Speedup algorithm: Modified policy iterations

 

The algorithm of modified policy iterations is

 

 

(1) Set a grid consisting of k and k' columnwise and rowwise respectively.

(2) Calculate utility for consumption as U using the grid matrix above.

(3) Starting from a certain v, update v1=U+beta*v' so as to maximize v1.

(a)   Find the corresponding k’ from (3) in value function iterations.

(b)   Calculate utility from k and k’ as r.

(c)    Starting from a certain vp, update vp1=U+beta*vp where vp is calculate by

      vi=r+beta*vi_1

      up until vi and vi_1 are almost the same

      and set the final vi to vp.

(d)   Repeat the whole thing by setting vp=vp1 until some criterion is met.

(4) Repeat (3) by setting v=v1 for many times.

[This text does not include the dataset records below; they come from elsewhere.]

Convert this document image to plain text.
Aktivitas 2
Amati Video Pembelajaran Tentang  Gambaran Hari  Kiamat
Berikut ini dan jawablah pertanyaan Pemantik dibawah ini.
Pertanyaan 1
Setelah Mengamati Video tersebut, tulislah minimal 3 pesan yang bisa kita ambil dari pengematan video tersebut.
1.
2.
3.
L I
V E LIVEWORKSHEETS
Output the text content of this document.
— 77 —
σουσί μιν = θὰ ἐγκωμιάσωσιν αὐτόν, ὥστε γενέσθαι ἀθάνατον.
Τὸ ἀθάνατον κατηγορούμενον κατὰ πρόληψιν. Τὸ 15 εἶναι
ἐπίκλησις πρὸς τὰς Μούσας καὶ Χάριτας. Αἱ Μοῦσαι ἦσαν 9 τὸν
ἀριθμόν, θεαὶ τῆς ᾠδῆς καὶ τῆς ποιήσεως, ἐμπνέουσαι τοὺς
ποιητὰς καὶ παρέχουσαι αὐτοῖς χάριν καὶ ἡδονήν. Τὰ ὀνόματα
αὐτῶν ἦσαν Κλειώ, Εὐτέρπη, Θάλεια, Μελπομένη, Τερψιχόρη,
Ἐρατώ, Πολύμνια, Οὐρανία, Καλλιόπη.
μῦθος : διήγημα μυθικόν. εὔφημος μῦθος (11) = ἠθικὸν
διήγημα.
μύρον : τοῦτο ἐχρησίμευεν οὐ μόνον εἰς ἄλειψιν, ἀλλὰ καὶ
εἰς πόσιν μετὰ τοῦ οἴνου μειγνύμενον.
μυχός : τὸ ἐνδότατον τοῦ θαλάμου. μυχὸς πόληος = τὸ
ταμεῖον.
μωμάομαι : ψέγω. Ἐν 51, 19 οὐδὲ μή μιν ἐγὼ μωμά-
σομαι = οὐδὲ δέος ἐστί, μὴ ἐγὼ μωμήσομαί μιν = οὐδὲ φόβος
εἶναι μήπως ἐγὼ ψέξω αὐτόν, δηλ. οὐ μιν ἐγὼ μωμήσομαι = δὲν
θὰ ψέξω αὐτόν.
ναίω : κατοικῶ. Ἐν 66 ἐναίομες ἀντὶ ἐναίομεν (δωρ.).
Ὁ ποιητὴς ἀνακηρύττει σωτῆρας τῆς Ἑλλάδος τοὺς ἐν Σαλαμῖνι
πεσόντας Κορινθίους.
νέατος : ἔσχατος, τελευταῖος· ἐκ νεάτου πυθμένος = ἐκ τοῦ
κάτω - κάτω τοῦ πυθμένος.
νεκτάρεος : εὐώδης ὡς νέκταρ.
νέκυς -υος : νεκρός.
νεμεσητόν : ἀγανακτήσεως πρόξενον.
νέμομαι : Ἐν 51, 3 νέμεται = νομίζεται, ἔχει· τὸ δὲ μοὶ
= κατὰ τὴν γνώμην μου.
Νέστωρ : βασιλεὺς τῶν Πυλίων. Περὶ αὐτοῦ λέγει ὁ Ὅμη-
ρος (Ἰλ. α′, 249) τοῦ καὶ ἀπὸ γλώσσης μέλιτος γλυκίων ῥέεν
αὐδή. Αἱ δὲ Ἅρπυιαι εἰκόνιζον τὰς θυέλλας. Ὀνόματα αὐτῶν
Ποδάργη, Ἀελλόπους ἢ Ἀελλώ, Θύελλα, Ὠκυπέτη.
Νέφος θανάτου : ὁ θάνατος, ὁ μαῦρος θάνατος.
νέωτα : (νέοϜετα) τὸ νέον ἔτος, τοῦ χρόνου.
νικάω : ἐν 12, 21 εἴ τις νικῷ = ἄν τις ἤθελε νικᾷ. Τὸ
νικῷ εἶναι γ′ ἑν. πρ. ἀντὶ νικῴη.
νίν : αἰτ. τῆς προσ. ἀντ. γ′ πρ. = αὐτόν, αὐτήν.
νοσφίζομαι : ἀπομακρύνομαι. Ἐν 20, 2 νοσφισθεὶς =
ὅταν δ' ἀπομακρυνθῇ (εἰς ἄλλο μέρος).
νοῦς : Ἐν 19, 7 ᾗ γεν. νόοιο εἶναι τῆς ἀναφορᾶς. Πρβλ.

(5) Find the final corresponding value of k as k' according to the maximum value.

 

The main difference is by direct inversion or by numerical iterations.

 

Theoretically, they are the same. However, the modified version takes more iterations

 

due to errors in convergence criteria.

 

 

Behavior of value functions for original policy iterations

 

 

Behavior of value functions for modified policy iterations

 

where the first two are different from the former method and the rest

 

is involved to a little bit more iterations to final position. In both, they shift from up to

 

bottom once and then going up to the final position gradually.

 

 

The number of unmatched indices in each case

  

     t= 1               diff #= 99             

     t= 2               diff #= 100            

     t= 3               diff #= 100            

     t= 4               diff #= 99             

     t= 5               diff #= 86             

     t= 6               diff #= 29             

     t= 7               diff #= 12             

     t= 8               diff #= 1              

     t= 9               diff #= 3              

t=               9

 

     t= 1               diff #= 99              

     t= 2               diff #= 100            

     t= 3               diff #= 100            

     t= 4               diff #= 99             

     t= 5               diff #= 86             

     t= 6               diff #= 29             

     t= 7               diff #= 12             

     t= 8               diff #= 1              

     t= 9               diff #= 3              

     t= 10              diff #= 2              

     t= 11              diff #= 0              

     t= 12              diff #= 0              

t=              12  

 

where the first case by policy iterations stops earlier than t=10 while the second case

 

by modified policy iterations stops later.